‘Organic’ Label Isn’t Just Catchy

Columnist Stephanie Casey
Columnist Stephanie Casey
“What does organic even mean?” I’ve had this question sarcastically posed to me. It’s understandable. Fads come and go, trends are trendy, and suddenly something that started in earnest no longer has meaning. “Organic” is not one of those things.

There is a lot of trickery in food labeling. The world “natural,” for example, means nothing. You find that word on almost every package at the grocery now from loose produce to laundry detergent.

“Cage-free” is a term that most think indicates healthy chickens laying their eggs in the grass and sun — partly because Big Ag companies deceptively put pictures of chickens in fields on the product. Unfortunately, “cage-free” is still a factory farm — just without battery cages.

Luckily, “organic,” for the most part, is a label that can be trusted. What it means is that your food was raised without the use of synthetic chemicals or toxic substances. There are no planes dusting crops with pesticide (killing both pests and the good bugs needed to maintain a healthy ecosystem). There is no buildup of these same chemicals in the soil and water the plants feed from.

On organic farms, farmers plant their produce in a way that discourages pests and encourages nature to do its thing. Crops are rotated to keep soil rich and healthy, yielding strong and virile plants. They use natural fertilizers like compost or their own livestock rotating on the land. They pick bugs from plants and weeds by hand. Different pest sprays are made with garlic, pepper, soap, baking soda, or vinegar. And slugs — they like to get drunk. A little container of beer will distract them from eating nearby plants. The result is more nutritious and sustainable food.

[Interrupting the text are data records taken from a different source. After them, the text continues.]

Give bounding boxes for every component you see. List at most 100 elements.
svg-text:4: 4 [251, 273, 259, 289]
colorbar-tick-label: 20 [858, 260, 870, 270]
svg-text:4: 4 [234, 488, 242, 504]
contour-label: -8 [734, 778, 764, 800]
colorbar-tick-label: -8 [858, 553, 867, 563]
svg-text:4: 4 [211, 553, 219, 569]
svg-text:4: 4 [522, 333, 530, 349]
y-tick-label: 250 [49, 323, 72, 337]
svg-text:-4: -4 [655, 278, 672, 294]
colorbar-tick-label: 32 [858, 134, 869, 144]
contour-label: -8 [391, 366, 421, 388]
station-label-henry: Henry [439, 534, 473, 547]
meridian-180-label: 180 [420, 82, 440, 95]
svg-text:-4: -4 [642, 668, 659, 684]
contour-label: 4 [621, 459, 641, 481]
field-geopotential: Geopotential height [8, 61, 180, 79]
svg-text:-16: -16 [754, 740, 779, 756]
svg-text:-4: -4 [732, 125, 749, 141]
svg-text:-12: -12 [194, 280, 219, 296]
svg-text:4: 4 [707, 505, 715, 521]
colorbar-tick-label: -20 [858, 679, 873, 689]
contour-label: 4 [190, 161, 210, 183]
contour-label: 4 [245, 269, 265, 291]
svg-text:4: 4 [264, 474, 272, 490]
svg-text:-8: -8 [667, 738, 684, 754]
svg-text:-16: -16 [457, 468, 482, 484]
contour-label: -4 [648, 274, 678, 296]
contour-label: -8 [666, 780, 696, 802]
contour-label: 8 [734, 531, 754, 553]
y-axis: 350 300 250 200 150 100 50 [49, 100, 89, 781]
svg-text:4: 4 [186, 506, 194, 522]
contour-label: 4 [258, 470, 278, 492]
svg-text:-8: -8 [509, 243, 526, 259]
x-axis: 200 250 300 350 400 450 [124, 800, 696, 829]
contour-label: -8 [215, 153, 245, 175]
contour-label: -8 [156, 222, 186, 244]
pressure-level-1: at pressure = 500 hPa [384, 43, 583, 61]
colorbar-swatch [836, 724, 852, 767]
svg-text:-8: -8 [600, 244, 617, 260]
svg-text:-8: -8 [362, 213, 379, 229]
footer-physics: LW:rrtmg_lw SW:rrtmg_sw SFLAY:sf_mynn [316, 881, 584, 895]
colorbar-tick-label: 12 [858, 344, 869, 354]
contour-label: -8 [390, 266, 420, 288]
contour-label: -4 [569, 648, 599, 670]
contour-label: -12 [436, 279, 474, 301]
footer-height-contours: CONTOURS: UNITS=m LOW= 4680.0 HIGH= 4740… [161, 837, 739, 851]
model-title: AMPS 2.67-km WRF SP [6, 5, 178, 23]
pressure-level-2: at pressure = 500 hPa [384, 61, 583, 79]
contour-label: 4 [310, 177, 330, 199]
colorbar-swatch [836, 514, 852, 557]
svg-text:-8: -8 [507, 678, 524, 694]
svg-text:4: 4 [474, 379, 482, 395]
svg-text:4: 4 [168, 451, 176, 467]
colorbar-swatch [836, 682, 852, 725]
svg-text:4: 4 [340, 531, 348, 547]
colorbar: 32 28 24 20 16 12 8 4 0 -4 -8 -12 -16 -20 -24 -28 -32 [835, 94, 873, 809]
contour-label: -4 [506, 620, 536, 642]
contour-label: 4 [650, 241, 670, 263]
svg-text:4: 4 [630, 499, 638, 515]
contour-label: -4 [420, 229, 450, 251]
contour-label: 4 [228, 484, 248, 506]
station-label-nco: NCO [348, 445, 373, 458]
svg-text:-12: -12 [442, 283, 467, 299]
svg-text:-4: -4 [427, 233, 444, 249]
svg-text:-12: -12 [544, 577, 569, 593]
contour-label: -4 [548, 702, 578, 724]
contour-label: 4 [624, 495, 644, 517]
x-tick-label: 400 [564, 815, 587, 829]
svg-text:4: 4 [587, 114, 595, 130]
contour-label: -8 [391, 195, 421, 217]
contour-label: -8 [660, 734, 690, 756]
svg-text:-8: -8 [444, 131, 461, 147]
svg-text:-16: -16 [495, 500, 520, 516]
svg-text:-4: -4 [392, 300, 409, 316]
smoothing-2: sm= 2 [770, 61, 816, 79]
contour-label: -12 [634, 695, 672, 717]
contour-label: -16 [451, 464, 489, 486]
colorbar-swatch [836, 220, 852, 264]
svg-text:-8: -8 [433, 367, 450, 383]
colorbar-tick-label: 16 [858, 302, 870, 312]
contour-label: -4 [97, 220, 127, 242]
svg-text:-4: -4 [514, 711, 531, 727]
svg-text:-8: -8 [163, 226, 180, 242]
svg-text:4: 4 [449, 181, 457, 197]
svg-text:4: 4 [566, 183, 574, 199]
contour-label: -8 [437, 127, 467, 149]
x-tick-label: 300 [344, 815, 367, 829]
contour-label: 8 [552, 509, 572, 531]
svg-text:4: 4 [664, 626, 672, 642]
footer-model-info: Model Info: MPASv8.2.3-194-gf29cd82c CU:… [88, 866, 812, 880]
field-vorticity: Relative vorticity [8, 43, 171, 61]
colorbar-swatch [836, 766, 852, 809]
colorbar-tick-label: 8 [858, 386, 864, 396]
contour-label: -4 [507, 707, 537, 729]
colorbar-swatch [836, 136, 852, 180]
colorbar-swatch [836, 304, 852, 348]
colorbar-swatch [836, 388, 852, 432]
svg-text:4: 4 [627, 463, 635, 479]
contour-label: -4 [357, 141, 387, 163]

It’s harder to farm this way, both physically (it takes more time and effort) and business-wise (organic farms must fill out and pay to file a mountain of paperwork each year — conventional, pesticide users do not have to do this). That’s why organic is more expensive.

But the next time you are faced with the decision to pay a dollar more for that organic avocado, hold a conventional one in the other hand. See the faint white residue in the pocked skin of the conventional? That’s chemical residue. Do you want to spend the money at the “farm-acy” now or the pharmacy later?